Although Ivy Bridge was impressive thanks to the (then) new graphics architecture and higher clockspeeds, it only had 33% more EUs than Sandy Bridge's iGPU. If the SiSoftware entry for Cannon Lake is correct, we're getting 48 EUs, twice what Broadwell/Skylake/Kaby Lake GT2 offered + Gen 10 architecture (previous GFXBench finding). It's easier to understand why CFL-U 4+3e is being offered now. They want to avoid consumers/OEMs having to choose between quad-core and faster graphics in this power bracket (KBL-U Refresh gets 4C/8T but only 24 EUs).
 

IntelUser2000

Elite Member
Oct 14, 2003
8,686
3,785
136
Although Ivy Bridge was impressive thanks to the (then) new graphics architecture and higher clockspeeds, it only had 33% more EUs than Sandy Bridge's iGPU. If the SiSoftware entry for Cannon Lake is correct, we're getting 48 EUs, twice what Broadwell/Skylake/Kaby Lake GT2 offered + Gen 10 architecture (previous GFXBench finding). It's easier to understand why CFL-U 4+3e is being offered now. They want to avoid consumers/OEMs having to choose between quad-core and faster graphics in this power bracket (KBL-U Refresh gets 4C/8T but only 24 EUs).
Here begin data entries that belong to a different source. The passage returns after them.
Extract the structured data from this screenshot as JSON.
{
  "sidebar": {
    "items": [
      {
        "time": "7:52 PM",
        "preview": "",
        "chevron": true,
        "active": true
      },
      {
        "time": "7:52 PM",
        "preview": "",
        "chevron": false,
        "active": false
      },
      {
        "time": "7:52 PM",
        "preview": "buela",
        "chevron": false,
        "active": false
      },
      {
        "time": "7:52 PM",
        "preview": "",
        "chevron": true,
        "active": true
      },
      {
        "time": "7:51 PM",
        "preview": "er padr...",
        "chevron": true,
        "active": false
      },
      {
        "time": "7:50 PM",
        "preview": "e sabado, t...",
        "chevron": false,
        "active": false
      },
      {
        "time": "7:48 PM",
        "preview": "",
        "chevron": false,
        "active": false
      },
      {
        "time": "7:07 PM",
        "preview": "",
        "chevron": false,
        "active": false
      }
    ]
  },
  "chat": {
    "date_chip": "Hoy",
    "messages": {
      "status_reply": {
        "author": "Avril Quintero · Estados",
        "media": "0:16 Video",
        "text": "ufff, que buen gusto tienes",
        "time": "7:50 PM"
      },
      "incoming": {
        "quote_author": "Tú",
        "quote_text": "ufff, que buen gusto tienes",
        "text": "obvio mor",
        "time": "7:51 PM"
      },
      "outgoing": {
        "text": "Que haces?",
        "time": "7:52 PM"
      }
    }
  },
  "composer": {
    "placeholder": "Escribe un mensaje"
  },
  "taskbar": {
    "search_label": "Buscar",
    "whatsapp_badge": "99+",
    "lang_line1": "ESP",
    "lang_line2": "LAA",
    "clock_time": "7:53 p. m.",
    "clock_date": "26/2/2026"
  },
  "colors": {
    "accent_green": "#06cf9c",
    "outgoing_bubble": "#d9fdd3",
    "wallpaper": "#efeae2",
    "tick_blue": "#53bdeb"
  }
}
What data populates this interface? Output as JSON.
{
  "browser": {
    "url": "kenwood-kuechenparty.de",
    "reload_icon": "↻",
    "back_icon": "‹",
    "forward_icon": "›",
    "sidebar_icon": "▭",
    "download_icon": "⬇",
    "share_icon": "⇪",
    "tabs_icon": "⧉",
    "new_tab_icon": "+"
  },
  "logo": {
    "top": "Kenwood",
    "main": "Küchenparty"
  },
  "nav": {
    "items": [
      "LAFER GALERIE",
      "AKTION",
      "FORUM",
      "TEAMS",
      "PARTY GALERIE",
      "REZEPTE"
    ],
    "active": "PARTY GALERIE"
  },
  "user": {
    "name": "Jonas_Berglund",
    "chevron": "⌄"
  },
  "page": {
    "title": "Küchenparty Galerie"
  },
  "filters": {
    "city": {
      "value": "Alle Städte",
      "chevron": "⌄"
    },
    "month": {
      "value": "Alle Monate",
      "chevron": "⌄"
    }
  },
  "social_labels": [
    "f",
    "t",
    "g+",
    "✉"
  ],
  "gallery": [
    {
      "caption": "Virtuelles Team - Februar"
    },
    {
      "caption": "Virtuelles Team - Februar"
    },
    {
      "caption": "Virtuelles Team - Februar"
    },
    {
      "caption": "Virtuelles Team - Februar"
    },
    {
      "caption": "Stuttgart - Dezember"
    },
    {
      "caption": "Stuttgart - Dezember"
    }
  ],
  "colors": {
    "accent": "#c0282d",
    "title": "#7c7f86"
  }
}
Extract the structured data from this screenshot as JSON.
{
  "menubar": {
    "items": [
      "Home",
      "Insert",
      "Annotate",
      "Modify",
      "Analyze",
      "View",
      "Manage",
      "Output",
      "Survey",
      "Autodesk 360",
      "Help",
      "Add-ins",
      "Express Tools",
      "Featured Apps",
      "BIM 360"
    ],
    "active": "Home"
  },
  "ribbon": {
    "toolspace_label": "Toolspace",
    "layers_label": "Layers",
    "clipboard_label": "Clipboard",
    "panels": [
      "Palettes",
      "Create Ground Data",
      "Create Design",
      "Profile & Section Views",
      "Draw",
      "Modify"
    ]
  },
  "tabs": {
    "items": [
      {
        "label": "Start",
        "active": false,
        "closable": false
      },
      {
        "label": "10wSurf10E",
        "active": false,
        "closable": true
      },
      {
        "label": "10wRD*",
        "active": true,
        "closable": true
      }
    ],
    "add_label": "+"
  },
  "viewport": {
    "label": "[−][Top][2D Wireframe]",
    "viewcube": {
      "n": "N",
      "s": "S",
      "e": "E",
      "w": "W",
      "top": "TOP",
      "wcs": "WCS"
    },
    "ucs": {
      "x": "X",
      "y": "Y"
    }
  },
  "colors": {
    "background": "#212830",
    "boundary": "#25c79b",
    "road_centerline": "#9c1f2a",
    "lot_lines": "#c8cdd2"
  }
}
Cores are mature so there likely won't be big per shader improvements like Ivy Bridge had. So theoretical increase is the same.

Thermals are the big deal in the 15W space. I doubt it'll turn out to be better than 30 percent there. If anything I'd bet on the gains being less.
 

Bouowmx

Golden Member
Nov 13, 2016
1,142
550
146
Thermals aren't an issue (not like NVIDIA GPU Boost); just the fact that big integrated graphics is running on paltry power budget (see AMD Bristol Ridge 15 W).
 

IntelUser2000

Elite Member
Oct 14, 2003
8,686
3,785
136
Thermals aren't an issue (not like NVIDIA GPU Boost); just the fact that big integrated graphics is running on paltry power budget (see AMD Bristol Ridge 15 W).

Right.

Wasn't Cannonlake the one with 48EUs? Is that changed too or it was always Icelake?

Early on in development GPUs had room for noticeable gains at same process and power. Now it's nearly all dependent on power and thermal constraints. The last generation that brought big performance-wise changes were Gen 7. Gen 8 and 9 advances were in corner cases scenarios and overall minimal. I do not believe it'll change in Gen 10.

So assume Cannonlake brings 30% gain. Icelake for a other 30%?
 

Ajay

Lifer
Jan 8, 2001
16,094
8,106
136
Cores are mature so there likely won't be big per shader improvements like Ivy Bridge had. So theoretical increase is the same.

Thermals are the big deal in the 15W space. I doubt it'll turn out to be better than 30 percent there. If anything I'd bet on the gains being less.

Why? I would think Intel is capable of re-architecturing the iGPU to increase perf and perf/watt. Or do you think they will be lazy and just go with a 'dumb' shrink?